No double standard

Supreme Court Justice's Yoram Danziger must be weighed on the same scales as Mr. and Ms. Average Israeli; different categories aren't police business.

Danziger311 (photo credit: Courts Administration)
Danziger311
(photo credit: Courts Administration)
There’s no envying Attorney-General Yehuda Weinstein, entrusted with the ultimate decision of whether to cut short Supreme Court Justice’s Yoram Danziger’s promising career or to facilitate his return to the bench. Weinstein is sure to draw fire no matter what he chooses.
This is no less than a gripping legal drama.
At its heart are the ongoing travails of Bat Yam’s Mayor Shlomo Lahiani, due to be indicted on a variety of corruption charges. During Lahiani’s interrogation it emerged that before Danziger’s Supreme Court appointment in 2007, he advised Lahiani free of charge – and there are were ties between the two. This generated suspicions of bribery.
Danziger took a leave of absence and thereby became Israel’s first Supreme Court justice questioned under caution in the context of a criminal case.
Yet last week the police opined – on the grounds of “no case to answer” – against indicting Danziger. Yet almost immediately, allegations surfaced that the prosecution preferred the “insufficient evidence” justification for discontinuing proceedings. The prosecution subsequently denied this but meanwhile innuendo arose of disagreement along these lines within the police itself.
The distinction is key. If Danziger is let off the hook because police investigators judge him blameless, then he can resume his Supreme Court duties without fuss. If the police contend, however, that he might be guilty but that not enough proof could be dug up against him, then a dark cloud would remain hanging over Danziger.
Weinstein, whose job involves pleading cases before the Supreme Court, is in effect saddled with the quandary of whether to unseat one of its most original and nonconformist justices.
The fact that this comes up at all is a quirk of our legal system, which differentiates between reasons not to try a suspect. Cogent arguments can be brought up against this legal oddity.
Moreover, our police is empowered to recommend to prosecutors whether or not to prosecute. This shouldn’t be the way things work. The results of the police’s investigations ought to be passed on to the prosecution, which, we hope, is capable of drawing its own legal conclusions.

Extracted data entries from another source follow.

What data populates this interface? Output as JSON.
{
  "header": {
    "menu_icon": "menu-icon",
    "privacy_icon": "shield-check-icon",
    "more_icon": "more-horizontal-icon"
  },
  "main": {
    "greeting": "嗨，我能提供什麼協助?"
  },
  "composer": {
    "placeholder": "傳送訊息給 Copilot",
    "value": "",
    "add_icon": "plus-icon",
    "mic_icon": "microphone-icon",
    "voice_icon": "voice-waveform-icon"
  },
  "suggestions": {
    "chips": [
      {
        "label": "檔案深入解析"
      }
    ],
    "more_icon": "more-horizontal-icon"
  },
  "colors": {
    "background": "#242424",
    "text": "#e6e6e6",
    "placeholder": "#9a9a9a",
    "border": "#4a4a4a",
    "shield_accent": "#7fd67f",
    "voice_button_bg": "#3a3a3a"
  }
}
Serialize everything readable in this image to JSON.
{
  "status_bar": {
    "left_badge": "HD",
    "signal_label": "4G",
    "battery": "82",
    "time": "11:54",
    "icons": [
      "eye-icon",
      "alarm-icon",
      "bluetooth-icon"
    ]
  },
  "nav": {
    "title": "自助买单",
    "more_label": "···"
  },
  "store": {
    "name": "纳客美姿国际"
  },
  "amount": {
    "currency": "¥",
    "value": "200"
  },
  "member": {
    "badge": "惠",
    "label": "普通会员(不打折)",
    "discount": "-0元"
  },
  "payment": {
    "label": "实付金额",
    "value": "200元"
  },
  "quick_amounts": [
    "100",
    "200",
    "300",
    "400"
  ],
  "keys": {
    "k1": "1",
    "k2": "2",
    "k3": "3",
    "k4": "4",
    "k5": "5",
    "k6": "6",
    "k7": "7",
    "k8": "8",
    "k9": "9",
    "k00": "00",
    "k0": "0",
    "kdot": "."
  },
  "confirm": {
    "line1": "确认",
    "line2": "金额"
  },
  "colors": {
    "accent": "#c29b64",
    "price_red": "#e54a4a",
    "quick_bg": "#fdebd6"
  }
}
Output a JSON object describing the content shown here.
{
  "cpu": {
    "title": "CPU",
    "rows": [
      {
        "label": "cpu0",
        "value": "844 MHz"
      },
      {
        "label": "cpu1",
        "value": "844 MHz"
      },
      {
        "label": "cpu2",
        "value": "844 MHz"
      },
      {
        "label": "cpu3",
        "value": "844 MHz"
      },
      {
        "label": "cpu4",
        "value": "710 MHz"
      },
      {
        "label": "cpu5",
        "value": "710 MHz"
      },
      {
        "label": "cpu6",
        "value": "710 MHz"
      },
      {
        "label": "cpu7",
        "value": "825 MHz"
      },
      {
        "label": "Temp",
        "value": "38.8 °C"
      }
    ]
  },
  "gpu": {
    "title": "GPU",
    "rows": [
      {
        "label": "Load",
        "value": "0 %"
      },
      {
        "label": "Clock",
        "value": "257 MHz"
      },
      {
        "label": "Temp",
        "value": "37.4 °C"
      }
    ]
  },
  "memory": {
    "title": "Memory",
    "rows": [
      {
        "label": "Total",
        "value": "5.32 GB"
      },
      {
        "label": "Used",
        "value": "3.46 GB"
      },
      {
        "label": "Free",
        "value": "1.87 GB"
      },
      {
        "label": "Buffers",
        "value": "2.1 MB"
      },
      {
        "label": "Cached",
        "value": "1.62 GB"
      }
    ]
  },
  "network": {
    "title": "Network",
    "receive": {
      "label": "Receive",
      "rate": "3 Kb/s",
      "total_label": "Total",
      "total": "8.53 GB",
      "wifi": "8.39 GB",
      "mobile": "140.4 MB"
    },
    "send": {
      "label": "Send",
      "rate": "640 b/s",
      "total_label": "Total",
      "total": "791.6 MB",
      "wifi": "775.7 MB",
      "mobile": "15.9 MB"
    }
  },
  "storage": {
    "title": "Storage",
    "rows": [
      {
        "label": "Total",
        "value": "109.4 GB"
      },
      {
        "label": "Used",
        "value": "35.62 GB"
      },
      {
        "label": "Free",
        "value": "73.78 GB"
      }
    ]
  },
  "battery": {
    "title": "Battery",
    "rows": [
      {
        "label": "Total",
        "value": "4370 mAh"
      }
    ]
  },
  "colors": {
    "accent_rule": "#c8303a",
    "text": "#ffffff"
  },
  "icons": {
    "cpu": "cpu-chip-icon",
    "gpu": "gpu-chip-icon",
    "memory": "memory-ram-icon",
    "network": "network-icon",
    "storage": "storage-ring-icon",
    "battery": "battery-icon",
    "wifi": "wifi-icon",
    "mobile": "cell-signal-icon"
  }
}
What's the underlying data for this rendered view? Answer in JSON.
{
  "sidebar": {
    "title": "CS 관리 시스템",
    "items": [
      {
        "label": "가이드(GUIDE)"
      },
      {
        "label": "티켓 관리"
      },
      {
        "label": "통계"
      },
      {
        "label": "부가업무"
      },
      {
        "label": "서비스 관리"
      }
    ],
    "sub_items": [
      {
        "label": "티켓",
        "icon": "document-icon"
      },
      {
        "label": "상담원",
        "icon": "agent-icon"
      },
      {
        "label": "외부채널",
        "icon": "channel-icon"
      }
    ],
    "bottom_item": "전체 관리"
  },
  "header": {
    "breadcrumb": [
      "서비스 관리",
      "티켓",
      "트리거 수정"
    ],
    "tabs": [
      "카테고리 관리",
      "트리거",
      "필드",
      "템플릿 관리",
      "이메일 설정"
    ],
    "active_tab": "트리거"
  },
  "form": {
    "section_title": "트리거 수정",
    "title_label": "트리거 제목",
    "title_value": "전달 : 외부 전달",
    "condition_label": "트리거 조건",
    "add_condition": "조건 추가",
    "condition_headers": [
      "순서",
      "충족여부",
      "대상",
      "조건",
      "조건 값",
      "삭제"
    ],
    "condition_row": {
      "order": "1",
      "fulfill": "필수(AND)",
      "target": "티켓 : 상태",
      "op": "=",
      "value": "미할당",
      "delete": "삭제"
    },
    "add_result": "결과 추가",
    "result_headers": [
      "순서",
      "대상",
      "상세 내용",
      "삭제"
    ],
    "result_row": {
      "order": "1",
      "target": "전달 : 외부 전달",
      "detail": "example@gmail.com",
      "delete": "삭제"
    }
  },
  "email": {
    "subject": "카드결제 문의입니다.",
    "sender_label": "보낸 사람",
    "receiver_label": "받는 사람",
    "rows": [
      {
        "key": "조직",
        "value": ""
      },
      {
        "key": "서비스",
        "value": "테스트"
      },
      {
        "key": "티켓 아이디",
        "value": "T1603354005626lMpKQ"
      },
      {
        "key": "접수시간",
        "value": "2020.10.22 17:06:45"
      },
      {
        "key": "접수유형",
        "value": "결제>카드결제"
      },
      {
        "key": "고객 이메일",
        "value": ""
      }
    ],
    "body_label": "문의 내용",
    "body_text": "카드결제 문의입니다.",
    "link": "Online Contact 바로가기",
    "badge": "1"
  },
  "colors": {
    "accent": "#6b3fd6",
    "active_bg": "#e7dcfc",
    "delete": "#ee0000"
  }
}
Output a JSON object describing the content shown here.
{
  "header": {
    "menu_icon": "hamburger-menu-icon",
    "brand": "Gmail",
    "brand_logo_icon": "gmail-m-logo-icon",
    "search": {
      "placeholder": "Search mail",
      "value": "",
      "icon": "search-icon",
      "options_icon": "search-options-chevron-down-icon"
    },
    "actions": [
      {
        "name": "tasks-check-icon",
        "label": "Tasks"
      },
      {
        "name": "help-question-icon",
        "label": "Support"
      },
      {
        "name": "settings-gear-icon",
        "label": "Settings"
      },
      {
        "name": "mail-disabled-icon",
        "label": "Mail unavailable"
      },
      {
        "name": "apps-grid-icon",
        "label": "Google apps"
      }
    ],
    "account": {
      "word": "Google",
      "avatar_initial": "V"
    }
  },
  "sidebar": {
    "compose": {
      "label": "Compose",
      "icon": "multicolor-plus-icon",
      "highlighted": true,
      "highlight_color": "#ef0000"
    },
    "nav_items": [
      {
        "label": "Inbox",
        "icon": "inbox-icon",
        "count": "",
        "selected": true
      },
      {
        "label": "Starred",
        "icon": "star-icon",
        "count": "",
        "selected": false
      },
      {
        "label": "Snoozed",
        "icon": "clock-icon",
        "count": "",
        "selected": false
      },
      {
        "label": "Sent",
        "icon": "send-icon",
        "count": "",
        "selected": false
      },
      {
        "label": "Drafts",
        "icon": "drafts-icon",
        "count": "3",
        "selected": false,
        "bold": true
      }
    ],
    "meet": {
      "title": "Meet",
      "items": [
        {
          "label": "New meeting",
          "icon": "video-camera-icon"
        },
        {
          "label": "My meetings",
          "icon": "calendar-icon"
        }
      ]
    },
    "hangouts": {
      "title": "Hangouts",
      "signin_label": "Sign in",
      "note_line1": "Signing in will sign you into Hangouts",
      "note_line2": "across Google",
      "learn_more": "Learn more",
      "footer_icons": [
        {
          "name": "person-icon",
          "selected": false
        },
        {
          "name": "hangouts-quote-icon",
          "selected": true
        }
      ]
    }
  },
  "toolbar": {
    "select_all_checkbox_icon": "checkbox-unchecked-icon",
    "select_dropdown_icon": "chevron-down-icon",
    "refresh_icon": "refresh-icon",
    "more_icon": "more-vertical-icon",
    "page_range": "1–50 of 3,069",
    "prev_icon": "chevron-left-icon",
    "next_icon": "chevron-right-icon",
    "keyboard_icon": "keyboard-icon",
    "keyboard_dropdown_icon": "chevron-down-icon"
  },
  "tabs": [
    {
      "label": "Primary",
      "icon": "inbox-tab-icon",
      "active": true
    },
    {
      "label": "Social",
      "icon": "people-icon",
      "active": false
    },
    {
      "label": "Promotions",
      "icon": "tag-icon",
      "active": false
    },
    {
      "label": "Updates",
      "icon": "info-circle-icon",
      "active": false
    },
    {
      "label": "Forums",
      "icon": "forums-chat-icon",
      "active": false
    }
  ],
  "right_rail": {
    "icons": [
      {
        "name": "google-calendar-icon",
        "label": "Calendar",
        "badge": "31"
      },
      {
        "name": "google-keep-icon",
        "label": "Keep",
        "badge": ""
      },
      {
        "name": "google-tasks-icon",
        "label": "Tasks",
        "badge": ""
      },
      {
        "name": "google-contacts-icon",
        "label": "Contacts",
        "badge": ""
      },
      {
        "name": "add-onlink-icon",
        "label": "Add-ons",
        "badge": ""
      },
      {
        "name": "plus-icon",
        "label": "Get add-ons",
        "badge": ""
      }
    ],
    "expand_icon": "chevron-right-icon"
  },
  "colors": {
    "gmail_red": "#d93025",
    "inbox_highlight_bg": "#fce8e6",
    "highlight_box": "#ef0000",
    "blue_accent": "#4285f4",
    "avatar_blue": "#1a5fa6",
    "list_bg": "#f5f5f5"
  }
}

In this very case, the police admitted to wrongdoings regarding how Lahiani was detained in December 2009, with galling, gratuitous fanfare before invited TV crews. Lahiani’s relatives and top cronies were remanded as his home and office were raided, also amid orchestrated ballyhoo. It quite resembled the recent sensation-mongering that accompanied the arrest of singer Margalit Tsanani.
Albeit in somewhat less lurid tones, Danziger too became a victim of crass police PR maneuvers and the consequent media circus. The uninhibited zeal to grab headlines and boost ratings could hurt anyone, but the greater a suspect’s fame, the greater incentive for prestige-craving cops and sleaze-spreading tabloids to collaborate.
Still, this same police is permitted to intimate, even when backing down from its accusations, that there’s no smoke without fire. Its equivocations on why a case is closed inevitably result in smearing reputations without the injured party able to mount any defense.
A trial can clear a defendant’s name but vague hints of culpability cannot be effectively rebutted in the absence of due process – i.e. witnesses’ testimony, evidence, cross-examination, verdict and appeals. The police needs to prove nothing to trash anyone.
Because this could happen to anyone, it should be everyone’s concern.
It shouldn’t be up to the police to advocate whether to press ahead with prosecution or not, and the force certainly shouldn’t be entitled to declare an individual innocent or just a lucky miscreant who beat the system and got away with wrongdoing.
A person who isn’t indicted – regardless of his or her public standing and the commotion drummed up in a given case – deserves the presumption of innocence no matter what the private hunches of police investigators.
Different categories of not-guilty are not and should never be police business.
In this sense Danziger must be weighed on the same scales as Mr. and Ms. Average Israeli.